CIA and many American generals warned for months that a. there might be no mass uprisings against Saddam's regime; b. over-extended US communications would be vulnerable; c. the invasion force lacked sufficient ground troops to conquer Iraq; d. Turkey's refusal to admit the US 4th Division would wrong-foot the campaign.
In his eagerness for war, President George Bush ignored these warnings. So did the civilian neo-con hawks running his administration, few of whom, save Sec Donald Rumsfeld, had ever served in their nation's armed forces. The president's military background - a few appearances in the Texas Air National Guard during the Vietnam War - were unlikely to have taught him much about the art of war.
The Bush Administration, Pentagon, and tame media are already calling Iraqi guerillas `terrorists' and, inevitably, `linked to al-Qaida.'
The White House has issued orders to avoid at all costs any mention of guerrilla warfare, as this term suggests both popular resistance and conjures memories of Vietnam. The Administration will continue efforts to convince the public that invading Iraq is part of the so-called war on terrorism, and attacking its cities an act of `humanitarian aid.' Saddam is already being downgraded as a menace in the event he, like bin Laden, escapes death or capture..
The US media, with some notable exceptions, too often simply parrots Pentagon PR handouts, and shields Americans from the indelicate realities of war. Ironically, Russia's media is delivering far more accurate reporting on the conflict that America's self-censoring media.
US and British casualties may be under-reported, a practice the US is following in its guerilla war in Afghanistan, where six US soldiers were recently killed when their helicopter was shot down. The Pentagon described it as a `hard landing.' The Pentagon stoutly denies under-reporting losses, though some foreign intelligence sources contradict its claim.
Iraqis, quite clearly, have rained on President Bush's victory parade. No matter how the Pentagon spins Iraqi resistance - `Saddam's thugs force Iraqis to fight at gunpoint' …`Iraqis use human shields'…`civilians fire on US soldiers' etc, it seems clear that non-Kurdish Iraqis of all sorts are resisting the invasion. Their growing and surprisingly aggressive fight against vastly superior forces suggest that a long guerilla war may be in the offing, even after US-British forces occupy Baghdad. US attacks on the holy cities of Najaf and Kerbala could also spark even more fierce resistance by Shias Muslims, or even Iran.

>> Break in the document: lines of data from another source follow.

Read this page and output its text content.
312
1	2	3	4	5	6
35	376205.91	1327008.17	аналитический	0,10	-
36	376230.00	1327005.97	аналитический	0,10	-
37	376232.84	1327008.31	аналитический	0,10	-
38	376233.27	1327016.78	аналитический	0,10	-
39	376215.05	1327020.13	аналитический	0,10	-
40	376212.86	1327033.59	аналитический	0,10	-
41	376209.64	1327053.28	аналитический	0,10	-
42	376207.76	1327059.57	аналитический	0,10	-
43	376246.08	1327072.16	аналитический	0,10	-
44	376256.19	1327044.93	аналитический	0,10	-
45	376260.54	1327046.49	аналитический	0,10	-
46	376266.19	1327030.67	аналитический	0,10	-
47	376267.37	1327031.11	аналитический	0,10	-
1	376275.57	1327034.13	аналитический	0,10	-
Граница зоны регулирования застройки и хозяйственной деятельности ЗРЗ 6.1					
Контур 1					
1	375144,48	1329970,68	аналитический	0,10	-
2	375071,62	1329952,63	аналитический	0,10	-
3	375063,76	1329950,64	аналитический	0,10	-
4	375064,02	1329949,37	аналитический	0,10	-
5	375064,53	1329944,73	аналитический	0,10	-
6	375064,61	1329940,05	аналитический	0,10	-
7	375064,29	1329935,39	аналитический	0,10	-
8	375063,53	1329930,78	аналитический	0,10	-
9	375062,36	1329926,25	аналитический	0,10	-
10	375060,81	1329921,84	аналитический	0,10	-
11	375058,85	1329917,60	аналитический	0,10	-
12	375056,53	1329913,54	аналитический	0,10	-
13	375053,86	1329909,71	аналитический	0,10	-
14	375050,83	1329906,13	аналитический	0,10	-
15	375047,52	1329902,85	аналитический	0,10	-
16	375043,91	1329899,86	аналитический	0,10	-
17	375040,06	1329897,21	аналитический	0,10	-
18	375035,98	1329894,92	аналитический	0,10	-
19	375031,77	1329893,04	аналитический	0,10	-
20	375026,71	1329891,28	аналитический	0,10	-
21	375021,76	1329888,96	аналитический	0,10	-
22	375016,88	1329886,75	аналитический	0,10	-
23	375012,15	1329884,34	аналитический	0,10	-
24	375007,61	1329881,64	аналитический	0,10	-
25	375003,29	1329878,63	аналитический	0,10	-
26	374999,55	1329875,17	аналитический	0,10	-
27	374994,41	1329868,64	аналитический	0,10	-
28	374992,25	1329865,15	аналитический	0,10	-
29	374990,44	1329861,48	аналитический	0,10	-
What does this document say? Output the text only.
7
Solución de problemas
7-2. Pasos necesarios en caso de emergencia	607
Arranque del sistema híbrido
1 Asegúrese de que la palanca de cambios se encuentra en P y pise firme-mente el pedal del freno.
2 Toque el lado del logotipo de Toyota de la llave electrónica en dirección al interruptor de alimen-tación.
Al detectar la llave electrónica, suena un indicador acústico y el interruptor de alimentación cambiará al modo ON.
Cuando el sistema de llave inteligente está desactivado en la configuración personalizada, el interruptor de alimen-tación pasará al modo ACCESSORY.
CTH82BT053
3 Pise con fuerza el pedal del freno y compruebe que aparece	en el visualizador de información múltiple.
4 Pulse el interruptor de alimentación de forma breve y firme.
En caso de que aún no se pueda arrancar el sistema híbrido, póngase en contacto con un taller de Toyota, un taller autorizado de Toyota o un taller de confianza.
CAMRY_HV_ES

In a further irony, the US believed it could re-fight the 1991 war against Iraq, assuming the Iraqi Army would disintegrate under fire. By contrast, the Iraqis learned from their 1991 disaster and gained much knowledge from friendly Serbia, which had been extremely successful in tactical deception and spoofing US technology. Most important, Iraq learned to hide under urban shelter and avoid exposing its troops and armor to lethal US airpower.
The White House and Pentagon have forgotten the 1980-1988 Iran-Iraq War, when Saddam was a close American ally. Iraq fought ferocious battles against numerically superior Iranian forces, suffering 500,000 casualties. In open desert, Iraq's forces, bereft of air cover, are sitting ducks; in urban areas, they have fought, at least in the past, with skill and courage. Many of Iraq's current soldiers are veterans of the war with Iran. This does not bode well for the upcoming US attack on Baghdad.